New Consumer Financial Protection Bureau
If you thought that 2000 page legislation wouldn’t at least create a new federal bureau, you’re out of your mind. The Consumer Financial Protection Bureau will be ran by a single person picked by the president and confirmed by the Senate. Whether or not this will be as politicized as supreme court picks, who knows, but that’s not the point here.
The Consumer Financial Protection Bureau will be charged with the task of writing and enforcing rules for banks, lenders, student loan companies, and credit card and debit card issuers. While small banks (those with less than $10 billion in assets) are required to comply with the rules, their guidance will come from the regulatory authority already standing. Only larger banks will be regulated directly by the Consumer Financial Protection Bureau.
Your Credit Score
When denied a loan, line of credit, lease or any other financial product that requires a credit score, you’ll have the right to get the copy that the business pulled. So, if you were applying for a mortgage, and you got either a higher than normal rate, or just flat out denied, the lender (upon your request) will have to provide you with the credit report they used.
I actually like this part. Credit reporting firms have been known to have numerous errors in every report. So, getting a chance to look at your report will also give you a chance to see errors that were hurting your score. Since most people don’t even bother to look at their credit reports, they often pay higher risk premiums than they should due to errors.

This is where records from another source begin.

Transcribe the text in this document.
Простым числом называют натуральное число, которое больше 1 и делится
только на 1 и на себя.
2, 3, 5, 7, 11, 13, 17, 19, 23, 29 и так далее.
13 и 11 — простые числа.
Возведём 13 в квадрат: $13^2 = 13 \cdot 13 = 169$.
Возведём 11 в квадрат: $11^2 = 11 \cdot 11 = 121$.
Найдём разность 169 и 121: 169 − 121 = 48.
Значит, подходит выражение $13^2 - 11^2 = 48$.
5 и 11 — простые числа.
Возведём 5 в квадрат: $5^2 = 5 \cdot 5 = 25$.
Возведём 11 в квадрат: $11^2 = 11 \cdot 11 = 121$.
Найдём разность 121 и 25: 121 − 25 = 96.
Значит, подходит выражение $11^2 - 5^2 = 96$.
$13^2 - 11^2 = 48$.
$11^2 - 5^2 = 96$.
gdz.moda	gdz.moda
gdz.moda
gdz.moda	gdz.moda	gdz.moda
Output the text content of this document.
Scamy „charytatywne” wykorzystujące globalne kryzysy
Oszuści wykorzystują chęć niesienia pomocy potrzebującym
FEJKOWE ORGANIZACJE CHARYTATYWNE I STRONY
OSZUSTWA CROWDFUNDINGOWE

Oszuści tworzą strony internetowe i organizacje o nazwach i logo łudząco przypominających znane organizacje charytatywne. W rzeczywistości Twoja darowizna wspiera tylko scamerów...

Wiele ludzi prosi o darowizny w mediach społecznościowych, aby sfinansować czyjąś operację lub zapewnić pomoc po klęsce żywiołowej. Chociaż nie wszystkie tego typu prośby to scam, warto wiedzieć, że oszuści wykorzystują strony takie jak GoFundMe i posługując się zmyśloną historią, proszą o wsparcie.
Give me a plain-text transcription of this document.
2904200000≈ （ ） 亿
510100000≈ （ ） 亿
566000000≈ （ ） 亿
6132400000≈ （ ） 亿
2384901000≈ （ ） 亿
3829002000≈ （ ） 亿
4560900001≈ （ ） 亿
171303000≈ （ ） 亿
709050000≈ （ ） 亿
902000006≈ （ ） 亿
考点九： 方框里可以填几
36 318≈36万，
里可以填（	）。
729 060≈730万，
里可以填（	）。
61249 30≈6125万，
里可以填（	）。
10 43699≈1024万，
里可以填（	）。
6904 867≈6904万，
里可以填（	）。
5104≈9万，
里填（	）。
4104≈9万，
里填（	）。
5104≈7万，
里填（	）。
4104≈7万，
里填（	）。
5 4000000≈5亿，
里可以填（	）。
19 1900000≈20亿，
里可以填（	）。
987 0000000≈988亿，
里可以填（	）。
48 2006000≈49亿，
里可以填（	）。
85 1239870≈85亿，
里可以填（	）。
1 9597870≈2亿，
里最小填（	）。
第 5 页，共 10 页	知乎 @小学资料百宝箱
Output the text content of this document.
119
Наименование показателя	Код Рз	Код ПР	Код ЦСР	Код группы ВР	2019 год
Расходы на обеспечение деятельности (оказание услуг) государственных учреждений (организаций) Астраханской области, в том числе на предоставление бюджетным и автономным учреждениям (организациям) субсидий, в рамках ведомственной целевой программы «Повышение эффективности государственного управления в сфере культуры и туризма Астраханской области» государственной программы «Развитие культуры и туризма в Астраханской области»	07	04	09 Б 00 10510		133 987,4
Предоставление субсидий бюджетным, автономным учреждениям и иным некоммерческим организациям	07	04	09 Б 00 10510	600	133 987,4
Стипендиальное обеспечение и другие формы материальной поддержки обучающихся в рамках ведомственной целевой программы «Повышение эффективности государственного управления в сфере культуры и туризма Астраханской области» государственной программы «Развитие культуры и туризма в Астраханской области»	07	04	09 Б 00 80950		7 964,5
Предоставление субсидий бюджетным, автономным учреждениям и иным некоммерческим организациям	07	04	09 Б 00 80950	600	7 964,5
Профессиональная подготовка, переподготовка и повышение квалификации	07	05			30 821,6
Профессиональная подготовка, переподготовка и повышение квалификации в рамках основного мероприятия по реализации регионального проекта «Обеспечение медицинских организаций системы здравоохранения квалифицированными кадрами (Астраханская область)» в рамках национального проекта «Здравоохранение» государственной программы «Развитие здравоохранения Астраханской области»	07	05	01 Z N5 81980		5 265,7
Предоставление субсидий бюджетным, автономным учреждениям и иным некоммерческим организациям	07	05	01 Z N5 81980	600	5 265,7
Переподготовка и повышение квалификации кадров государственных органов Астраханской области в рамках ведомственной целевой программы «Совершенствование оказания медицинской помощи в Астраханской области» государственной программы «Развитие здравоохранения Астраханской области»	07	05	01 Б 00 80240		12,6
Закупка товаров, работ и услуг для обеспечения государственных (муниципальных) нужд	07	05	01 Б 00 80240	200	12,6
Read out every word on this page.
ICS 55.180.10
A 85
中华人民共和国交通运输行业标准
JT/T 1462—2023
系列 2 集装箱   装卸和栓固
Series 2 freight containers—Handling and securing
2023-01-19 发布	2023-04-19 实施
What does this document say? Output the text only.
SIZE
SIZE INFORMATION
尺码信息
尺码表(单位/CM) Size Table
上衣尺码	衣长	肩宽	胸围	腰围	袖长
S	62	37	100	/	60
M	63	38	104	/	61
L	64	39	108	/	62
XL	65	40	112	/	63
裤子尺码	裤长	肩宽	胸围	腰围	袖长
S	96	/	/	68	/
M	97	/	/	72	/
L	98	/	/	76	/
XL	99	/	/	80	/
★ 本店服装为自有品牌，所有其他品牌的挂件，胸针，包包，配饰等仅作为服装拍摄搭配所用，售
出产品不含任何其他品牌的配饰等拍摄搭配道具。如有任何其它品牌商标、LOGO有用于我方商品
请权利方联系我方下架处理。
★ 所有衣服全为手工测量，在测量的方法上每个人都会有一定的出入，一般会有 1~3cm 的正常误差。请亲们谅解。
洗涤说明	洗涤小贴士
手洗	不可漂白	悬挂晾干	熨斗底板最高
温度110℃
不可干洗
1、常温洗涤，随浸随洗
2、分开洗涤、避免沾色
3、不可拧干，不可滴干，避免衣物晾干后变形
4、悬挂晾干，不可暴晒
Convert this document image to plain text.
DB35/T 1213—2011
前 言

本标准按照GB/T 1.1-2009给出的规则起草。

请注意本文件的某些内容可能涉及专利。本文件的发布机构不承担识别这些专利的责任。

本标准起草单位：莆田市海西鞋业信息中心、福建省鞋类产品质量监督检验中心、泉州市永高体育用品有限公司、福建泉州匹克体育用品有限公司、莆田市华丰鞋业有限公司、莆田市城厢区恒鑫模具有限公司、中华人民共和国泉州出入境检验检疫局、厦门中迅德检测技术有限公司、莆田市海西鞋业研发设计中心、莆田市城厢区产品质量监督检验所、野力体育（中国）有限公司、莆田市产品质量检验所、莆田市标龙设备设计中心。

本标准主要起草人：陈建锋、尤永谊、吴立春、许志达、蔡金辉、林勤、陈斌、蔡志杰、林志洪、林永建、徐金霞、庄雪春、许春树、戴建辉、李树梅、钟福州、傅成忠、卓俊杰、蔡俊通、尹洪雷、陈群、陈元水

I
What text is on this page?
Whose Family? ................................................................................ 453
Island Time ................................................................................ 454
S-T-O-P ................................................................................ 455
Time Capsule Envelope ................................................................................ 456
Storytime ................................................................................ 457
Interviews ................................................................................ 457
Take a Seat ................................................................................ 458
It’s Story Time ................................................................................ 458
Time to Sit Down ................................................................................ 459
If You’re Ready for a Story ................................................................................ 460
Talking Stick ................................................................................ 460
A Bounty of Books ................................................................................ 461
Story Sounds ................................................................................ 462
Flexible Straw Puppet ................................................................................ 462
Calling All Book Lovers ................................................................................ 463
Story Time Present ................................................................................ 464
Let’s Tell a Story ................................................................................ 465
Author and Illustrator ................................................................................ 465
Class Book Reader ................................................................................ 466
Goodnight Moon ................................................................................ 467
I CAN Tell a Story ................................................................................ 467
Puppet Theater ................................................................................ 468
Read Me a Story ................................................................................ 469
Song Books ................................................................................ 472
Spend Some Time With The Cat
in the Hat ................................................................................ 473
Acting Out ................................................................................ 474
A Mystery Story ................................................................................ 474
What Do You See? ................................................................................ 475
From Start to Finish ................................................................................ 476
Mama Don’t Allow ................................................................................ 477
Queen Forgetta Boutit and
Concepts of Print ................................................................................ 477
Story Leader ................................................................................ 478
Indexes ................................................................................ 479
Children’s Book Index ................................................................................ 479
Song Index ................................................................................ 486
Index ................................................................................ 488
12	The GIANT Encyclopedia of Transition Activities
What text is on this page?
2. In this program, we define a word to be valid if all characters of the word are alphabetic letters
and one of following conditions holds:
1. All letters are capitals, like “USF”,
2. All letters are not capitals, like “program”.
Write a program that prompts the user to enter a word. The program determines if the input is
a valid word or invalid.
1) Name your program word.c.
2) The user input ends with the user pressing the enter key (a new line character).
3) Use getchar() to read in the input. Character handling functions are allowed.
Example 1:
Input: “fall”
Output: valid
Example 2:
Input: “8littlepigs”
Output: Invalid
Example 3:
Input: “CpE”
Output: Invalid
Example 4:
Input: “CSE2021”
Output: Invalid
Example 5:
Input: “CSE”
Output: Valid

Clean that credit report up already!
Mortgage Changes
No more NINJA loans! Wow, what a reform! Lenders will now be required to check your income and asset statements. That’s an improvement all in its own.
Some technicalities of the business have been ended. No more pre-payment fees on adjustable rate mortages, and no more bonuses for lenders based on the type of loan sold. So, while your agent may have previously made $2000 on a interest-only loan, or $1000 on a typical FHA, the lender will have to pay the agent a flat rate. Good stuff for people too stupid to read the contract they’re about to pledge their life to.
Your CFP Now Has to Care About You
This part of the new legislation is the most laughable. Basically, the SEC has been beefed up and will make sure that financial planners put their clients best interest first. Well, if they actually put their client’s interests first, they’d send them home with a list of index fund exchange-traded funds instead of their in-house investment concoctions with huge annual fees.